L’article 700 du code de procédure civile dispose que le juge condamne la partie tenue aux dépens ou qui perd son procès à payer :
1° A l’autre partie la somme qu’il détermine, au titre des frais exposés et non compris dans les dépens ;
2° Et, le cas échéant, à l’avocat du bénéficiaire de l’aide juridictionnelle partielle ou totale une somme au titre des honoraires et frais, non compris dans les dépens, que le bénéficiaire de l’aide aurait exposés s’il n’avait pas eu cette aide. Dans ce cas, il est procédé comme il est dit aux alinéas 3 et 4 de l’article 37 de la loi n° 91-647 du 10 juillet 1991 . Dans tous les cas, le juge tient compte de l’équité ou de la situation économique de la partie condamnée.
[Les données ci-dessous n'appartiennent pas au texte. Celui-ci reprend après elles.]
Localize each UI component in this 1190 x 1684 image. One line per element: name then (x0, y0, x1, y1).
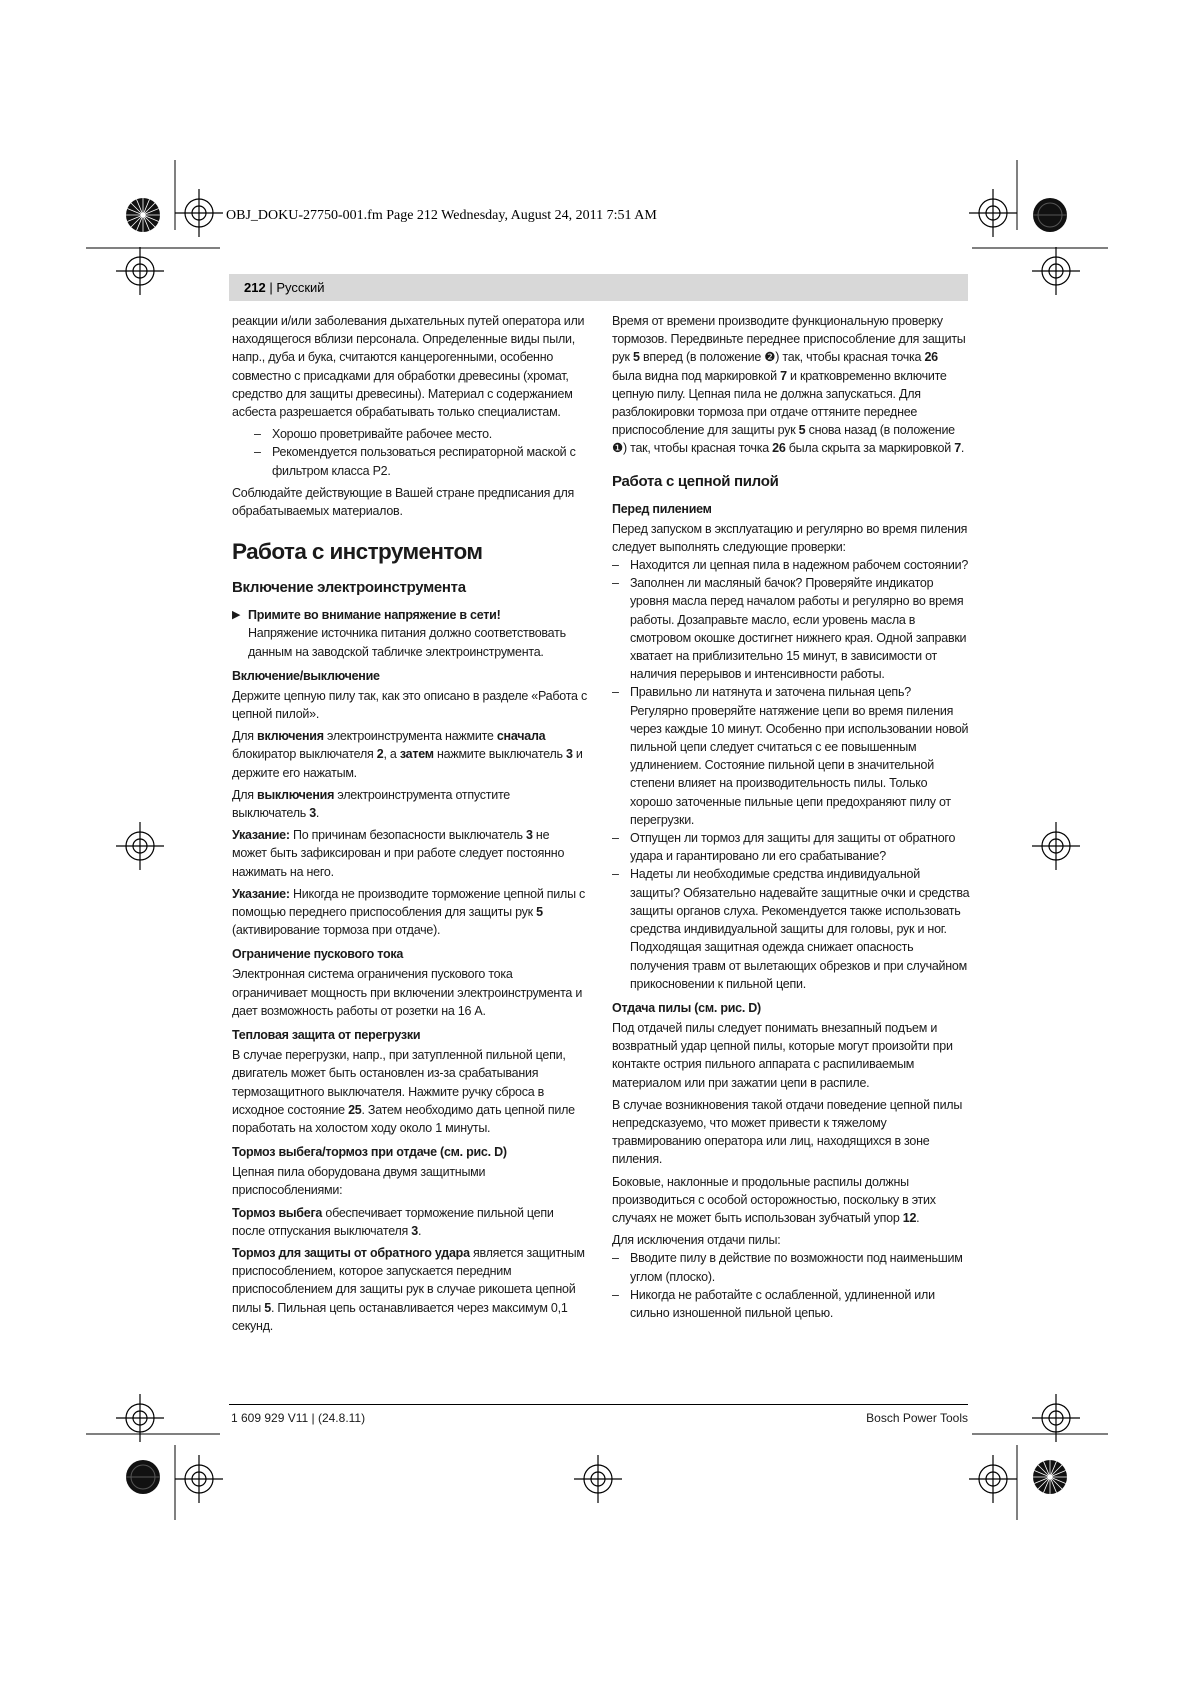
right-column (612, 312, 970, 1326)
page-language: Русский (276, 280, 325, 295)
subsection-title-work: Работа с цепной пилой (612, 472, 779, 490)
paragraph: Для исключения отдачи пилы: (612, 1233, 781, 1248)
heading-kickback: Отдача пилы (см. рис. D) (612, 1000, 761, 1015)
paragraph: Электронная система ограничения пускового тока ограничивает мощность при включении электроинструмента и дает возможность работы от розетки на 16 А. (232, 967, 583, 1018)
list-item: – Рекомендуется пользоваться респираторной маской с фильтром класса Р2. (254, 445, 576, 478)
footer-rule (229, 1404, 968, 1405)
dust-list (232, 425, 587, 480)
paragraph: Цепная пила оборудована двумя защитными приспособлениями: (232, 1165, 486, 1198)
list-item: – Хорошо проветривайте рабочее место. (254, 427, 493, 442)
paragraph-brake-check: Время от времени производите функциональную проверку тормозов. Передвиньте переднее приспособление для защиты рук 5 вперед (в положение ❷) так, чтобы красная точка 26 была видна под маркировкой 7 и кратковременно включите цепную пилу. Цепная пила не должна запускаться. Для разблокировки тормоза при отдаче оттяните переднее приспособление для защиты рук 5 снова назад (в положение ❶) так, чтобы красная точка 26 была скрыта за маркировкой 7. (612, 314, 966, 456)
paragraph: Держите цепную пилу так, как это описано в разделе «Работа с цепной пилой». (232, 688, 587, 722)
paragraph: В случае возникновения такой отдачи поведение цепной пилы непредсказуемо, что может привести к тяжелому травмированию оператора или лиц, находящихся в зоне пиления. (612, 1097, 963, 1167)
kickback-list (612, 1249, 970, 1322)
list-item: – Заполнен ли масляный бачок? Проверяйте индикатор уровня масла перед началом работы и регулярно во время работы. Дозаправьте масло, если уровень масла в смотровом окошке достигнет нижнего края. Одной заправки хватает на приблизительно 15 минут, в зависимости от наличия перерывов и интенсивности работы. (612, 576, 967, 682)
paragraph-switch-on: Для включения электроинструмента нажмите сначала блокиратор выключателя 2, а затем нажмите выключатель 3 и держите его нажатым. (232, 729, 583, 780)
paragraph-kickback-3: Боковые, наклонные и продольные распилы должны производиться с особой осторожностью, поскольку в этих случаях не может быть использован зубчатый упор 12. (612, 1174, 936, 1225)
note-1: Указание: По причинам безопасности выключатель 3 не может быть зафиксирован и при работе следует постоянно нажимать на него. (232, 828, 565, 879)
paragraph-thermal: В случае перегрузки, напр., при затупленной пильной цепи, двигатель может быть остановлен из-за срабатывания термозащитного выключателя. Нажмите ручку сброса в исходное состояние 25. Затем необходимо дать цепной пиле поработать на холостом ходу около 1 минуты. (232, 1048, 575, 1135)
page-number: 212 (244, 280, 266, 295)
heading-on-off: Включение/выключение (232, 668, 380, 683)
position-1-icon: ❶ (612, 441, 623, 456)
list-item: – Правильно ли натянута и заточена пильная цепь? Регулярно проверяйте натяжение цепи во время пиления через каждые 10 минут. Особенно при использовании новой пильной цепи следует считаться с ее повышенным удлинением. Состояние пильной цепи в значительной степени влияет на производительность пилы. Только хорошо заточенные пильные цепи предохраняют пилу от перегрузки. (612, 685, 969, 827)
list-item: – Отпущен ли тормоз для защиты для защиты от обратного удара и гарантировано ли его срабатывание? (612, 831, 956, 864)
footer-brand: Bosch Power Tools (866, 1411, 968, 1425)
paragraph-switch-off: Для выключения электроинструмента отпустите выключатель 3. (232, 787, 510, 821)
heading-brake: Тормоз выбега/тормоз при отдаче (см. рис. D) (232, 1145, 507, 1160)
print-header: OBJ_DOKU-27750-001.fm Page 212 Wednesday, August 24, 2011 7:51 AM (226, 208, 657, 223)
list-item: – Вводите пилу в действие по возможности под наименьшим углом (плоско). (612, 1251, 963, 1284)
paragraph-kickback-brake: Тормоз для защиты от обратного удара является защитным приспособлением, которое запускается передним приспособлением для защиты рук в случае рикошета цепной пилы 5. Пильная цепь останавливается через максимум 0,1 секунд. (232, 1245, 585, 1333)
page-header-bar (229, 274, 968, 301)
list-item: – Надеты ли необходимые средства индивидуальной защиты? Обязательно надевайте защитные очки и средства защиты органов слуха. Рекомендуется также использовать средства индивидуальной защиты для головы, рук и ног. Подходящая защитная одежда снижает опасность получения травм от вылетающих обрезков и при случайном прикосновении к пильной цепи. (612, 867, 970, 991)
subsection-title: Включение электроинструмента (232, 579, 466, 597)
paragraph: Под отдачей пилы следует понимать внезапный подъем и возвратный удар цепной пилы, которые могут произойти при контакте острия пильного аппарата с распиливаемым материалом или при зажатии цепи в распиле. (612, 1020, 953, 1090)
footer-doc-number: 1 609 929 V11 | (24.8.11) (231, 1411, 366, 1425)
warning: ▶ Примите во внимание напряжение в сети! Напряжение источника питания должно соответствовать данным на заводской табличке электроинструмента. (232, 608, 566, 659)
list-item: – Никогда не работайте с ослабленной, удлиненной или сильно изношенной пильной цепью. (612, 1287, 935, 1320)
regulations-paragraph: Соблюдайте действующие в Вашей стране предписания для обрабатываемых материалов. (232, 485, 575, 519)
left-column (232, 312, 587, 1339)
page-label: 212 | Русский (244, 280, 325, 295)
paragraph-coast-brake: Тормоз выбега обеспечивает торможение пильной цепи после отпускания выключателя 3. (232, 1205, 554, 1238)
intro-paragraph: реакции и/или заболевания дыхательных путей оператора или находящегося вблизи персонала. Определенные виды пыли, напр., дуба и бука, считаются канцерогенными, особенно совместно с присадками для обработки древесины (хромат, средство для защиты древесины). Материал с содержанием асбеста разрешается обрабатывать только специалистам. (232, 314, 585, 420)
heading-thermal: Тепловая защита от перегрузки (232, 1028, 421, 1043)
triangle-bullet-icon: ▶ (232, 609, 241, 622)
note-2: Указание: Никогда не производите торможение цепной пилы с помощью переднего приспособления для защиты рук 5 (активирование тормоза при отдаче). (232, 886, 586, 938)
heading-current-limit: Ограничение пускового тока (232, 947, 404, 962)
section-title: Работа с инструментом (232, 539, 483, 565)
checks-list (612, 556, 970, 993)
list-item: – Находится ли цепная пила в надежном рабочем состоянии? (612, 558, 969, 573)
position-2-icon: ❷ (764, 350, 776, 365)
paragraph: Перед запуском в эксплуатацию и регулярно во время пиления следует выполнять следующие проверки: (612, 521, 968, 554)
heading-before-sawing: Перед пилением (612, 501, 712, 516)
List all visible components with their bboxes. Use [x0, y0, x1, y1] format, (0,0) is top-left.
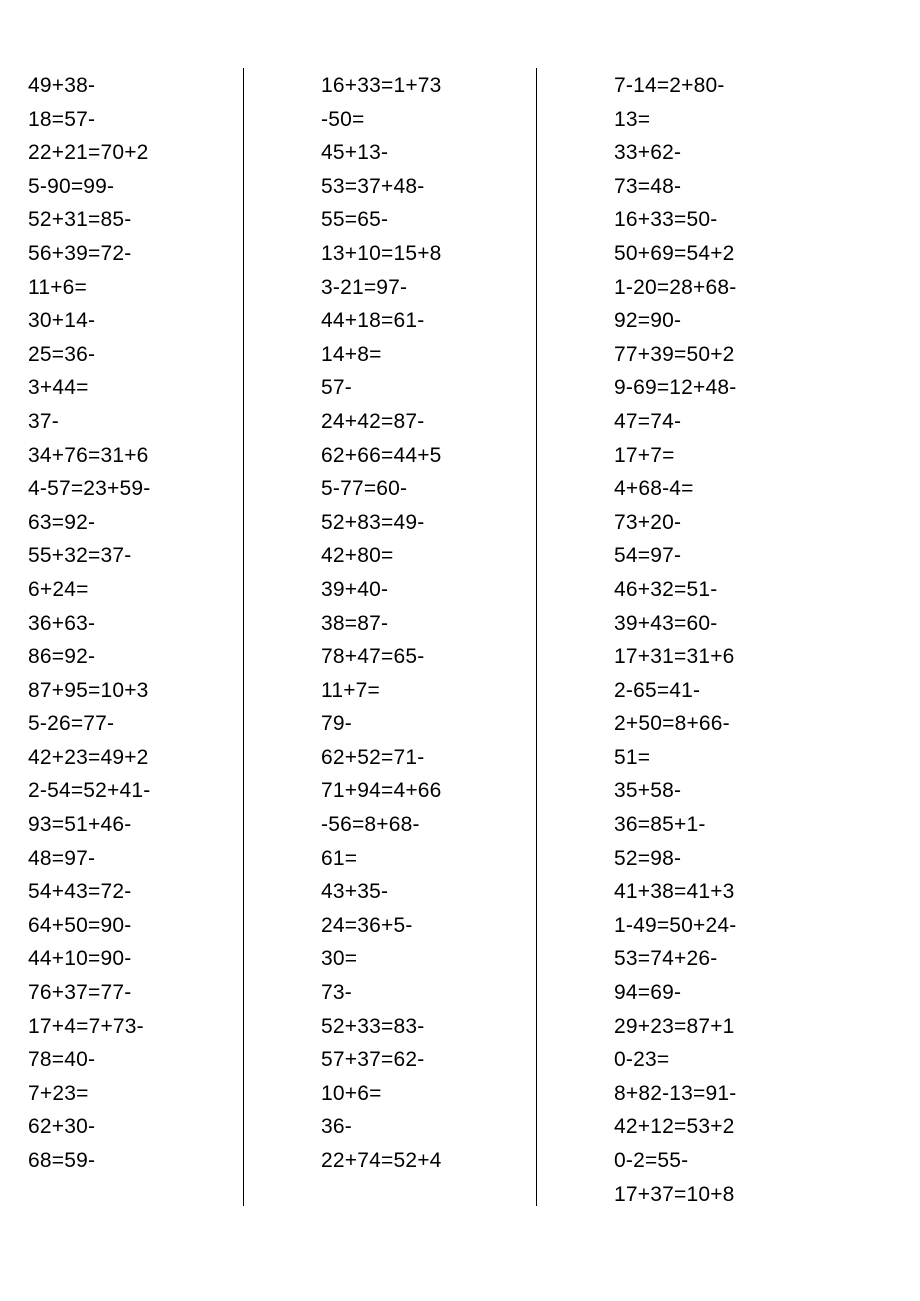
- equation-line: 52+33=83-: [321, 1014, 425, 1038]
- equation-line: 36-: [321, 1115, 352, 1139]
- equation-line: 78+47=65-: [321, 645, 425, 669]
- equation-line: -56=8+68-: [321, 813, 420, 837]
- column-divider-1: [243, 68, 244, 1206]
- equation-line: 62+30-: [28, 1115, 96, 1139]
- equation-line: 14+8=: [321, 342, 382, 366]
- column-divider-2: [536, 68, 537, 1206]
- equation-line: 3+44=: [28, 376, 89, 400]
- equation-line: 57-: [321, 376, 352, 400]
- equation-line: 5-26=77-: [28, 712, 115, 736]
- equation-line: 0-2=55-: [614, 1149, 689, 1172]
- equation-line: 11+6=: [28, 275, 88, 299]
- equation-line: 68=59-: [28, 1149, 96, 1172]
- equation-line: 55+32=37-: [28, 544, 132, 568]
- equation-line: 87+95=10+3: [28, 678, 149, 702]
- equation-line: 64+50=90-: [28, 913, 132, 937]
- equation-line: 22+21=70+2: [28, 141, 149, 165]
- equation-line: 2-65=41-: [614, 678, 701, 702]
- equation-line: 48=97-: [28, 846, 96, 870]
- equation-line: 63=92-: [28, 510, 96, 534]
- equation-line: 62+52=71-: [321, 745, 425, 769]
- equation-line: 62+66=44+5: [321, 443, 442, 467]
- equation-line: 93=51+46-: [28, 813, 132, 837]
- equation-line: 42+12=53+2: [614, 1115, 735, 1139]
- column-2: [321, 69, 442, 1178]
- equation-line: 24+42=87-: [321, 409, 425, 433]
- equation-line: 1-49=50+24-: [614, 913, 737, 937]
- equation-line: 6+24=: [28, 577, 89, 601]
- column-3: [614, 69, 736, 1211]
- equation-line: 78=40-: [28, 1048, 96, 1072]
- equation-line: 13=: [614, 107, 651, 131]
- equation-line: 43+35-: [321, 880, 389, 904]
- equation-line: 37-: [28, 409, 59, 433]
- equation-line: 17+7=: [614, 443, 675, 467]
- equation-line: 24=36+5-: [321, 913, 413, 937]
- equation-line: 16+33=1+73: [321, 74, 442, 97]
- equation-line: 10+6=: [321, 1081, 382, 1105]
- equation-line: 11+7=: [321, 678, 381, 702]
- equation-line: -50=: [321, 107, 365, 131]
- equation-line: 35+58-: [614, 779, 682, 803]
- equation-line: 73-: [321, 981, 352, 1005]
- equation-line: 30=: [321, 947, 358, 971]
- equation-line: 13+10=15+8: [321, 241, 442, 265]
- equation-line: 8+82-13=91-: [614, 1081, 737, 1105]
- equation-line: 25=36-: [28, 342, 96, 366]
- equation-line: 42+80=: [321, 544, 394, 568]
- equation-line: 52+83=49-: [321, 510, 425, 534]
- equation-line: 77+39=50+2: [614, 342, 735, 366]
- equation-line: 4-57=23+59-: [28, 477, 151, 501]
- equation-line: 94=69-: [614, 981, 682, 1005]
- equation-line: 17+4=7+73-: [28, 1014, 144, 1038]
- equation-line: 44+10=90-: [28, 947, 132, 971]
- equation-line: 17+37=10+8: [614, 1182, 735, 1206]
- equation-line: 7+23=: [28, 1081, 89, 1105]
- equation-line: 92=90-: [614, 309, 682, 333]
- equation-line: 9-69=12+48-: [614, 376, 737, 400]
- equation-line: 5-90=99-: [28, 174, 115, 198]
- equation-line: 46+32=51-: [614, 577, 718, 601]
- equation-line: 7-14=2+80-: [614, 74, 725, 97]
- equation-line: 52+31=85-: [28, 208, 132, 232]
- equation-line: 30+14-: [28, 309, 96, 333]
- equation-line: 50+69=54+2: [614, 241, 735, 265]
- equation-line: 17+31=31+6: [614, 645, 735, 669]
- equation-line: 71+94=4+66: [321, 779, 442, 803]
- equation-line: 22+74=52+4: [321, 1149, 442, 1172]
- equation-line: 2+50=8+66-: [614, 712, 730, 736]
- equation-line: 18=57-: [28, 107, 96, 131]
- equation-line: 51=: [614, 745, 651, 769]
- equation-line: 3-21=97-: [321, 275, 408, 299]
- equation-line: 29+23=87+1: [614, 1014, 735, 1038]
- equation-line: 34+76=31+6: [28, 443, 149, 467]
- equation-line: 57+37=62-: [321, 1048, 425, 1072]
- equation-line: 1-20=28+68-: [614, 275, 737, 299]
- equation-line: 36=85+1-: [614, 813, 706, 837]
- equation-line: 53=37+48-: [321, 174, 425, 198]
- equation-line: 54=97-: [614, 544, 682, 568]
- equation-line: 33+62-: [614, 141, 682, 165]
- equation-line: 47=74-: [614, 409, 682, 433]
- equation-line: 86=92-: [28, 645, 96, 669]
- equation-line: 38=87-: [321, 611, 389, 635]
- equation-line: 61=: [321, 846, 358, 870]
- equation-line: 55=65-: [321, 208, 389, 232]
- equation-line: 56+39=72-: [28, 241, 132, 265]
- equation-line: 16+33=50-: [614, 208, 718, 232]
- equation-line: 52=98-: [614, 846, 682, 870]
- equation-line: 54+43=72-: [28, 880, 132, 904]
- equation-line: 42+23=49+2: [28, 745, 149, 769]
- column-1: [28, 69, 150, 1178]
- equation-line: 73+20-: [614, 510, 682, 534]
- equation-line: 36+63-: [28, 611, 96, 635]
- equation-line: 49+38-: [28, 74, 96, 97]
- equation-line: 4+68-4=: [614, 477, 694, 501]
- equation-line: 53=74+26-: [614, 947, 718, 971]
- equation-line: 79-: [321, 712, 352, 736]
- equation-line: 73=48-: [614, 174, 682, 198]
- equation-line: 44+18=61-: [321, 309, 425, 333]
- equation-line: 76+37=77-: [28, 981, 132, 1005]
- equation-line: 45+13-: [321, 141, 389, 165]
- equation-line: 5-77=60-: [321, 477, 408, 501]
- equation-line: 0-23=: [614, 1048, 670, 1072]
- equation-line: 2-54=52+41-: [28, 779, 151, 803]
- equation-line: 41+38=41+3: [614, 880, 735, 904]
- equation-line: 39+40-: [321, 577, 389, 601]
- equation-line: 39+43=60-: [614, 611, 718, 635]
Il peut, même d’office, pour des raisons tirées des mêmes considérations, dire qu’il n’y a pas lieu à ces condamnations.
Les parties peuvent produire les justificatifs des sommes qu’elles demandent.
La somme allouée au titre du 2° ne peut être inférieure à la part contributive de l’Etat majorée de 50 %.
La SARL ATT sera condamnée aux entiers dépens de l’instance.
En l’espèce, la SARL ATT, partie tenue aux dépens, sera condamnée à payer à la SASU KAVIY une somme au titre de l’article 700 du code de procédure civile dont le montant sera fixé à 1 000€.
Sur l’exécution provisoire
L’article 514 du code de procédure civile dispose que les décisions de première instance sont de droit exécutoires à titre provisoire à moins que la loi ou la décision rendue n’en dispose autrement.
Il convient de rappeler que la présente décision est exécutoire par provision. Il n’y a lieu de l’écarter.
PAR CES MOTIFS
Le tribunal,
DECLARE la SARL ATT RECEVABLE à agir contre la SASU KAVIY ;
DEBOUTE la SARL ATT de l’intégralité de ses demandes ;
CONDAMNE la SARL ATT aux dépens ;
CONDAMNE la SARL ATT à payer à la SASU KAVIY la somme de 1 000€ (mille euros) au titre de l’article 700 du code de procédure civile ;
CONSTATE l’exécution provisoire de plein droit du présent jugement ;
Le présent jugement, prononcé par mise à disposition au greffe à la date indiquée en tête des présentes, est signé par le juge présidant l’audience qui l’a rendu et le greffier.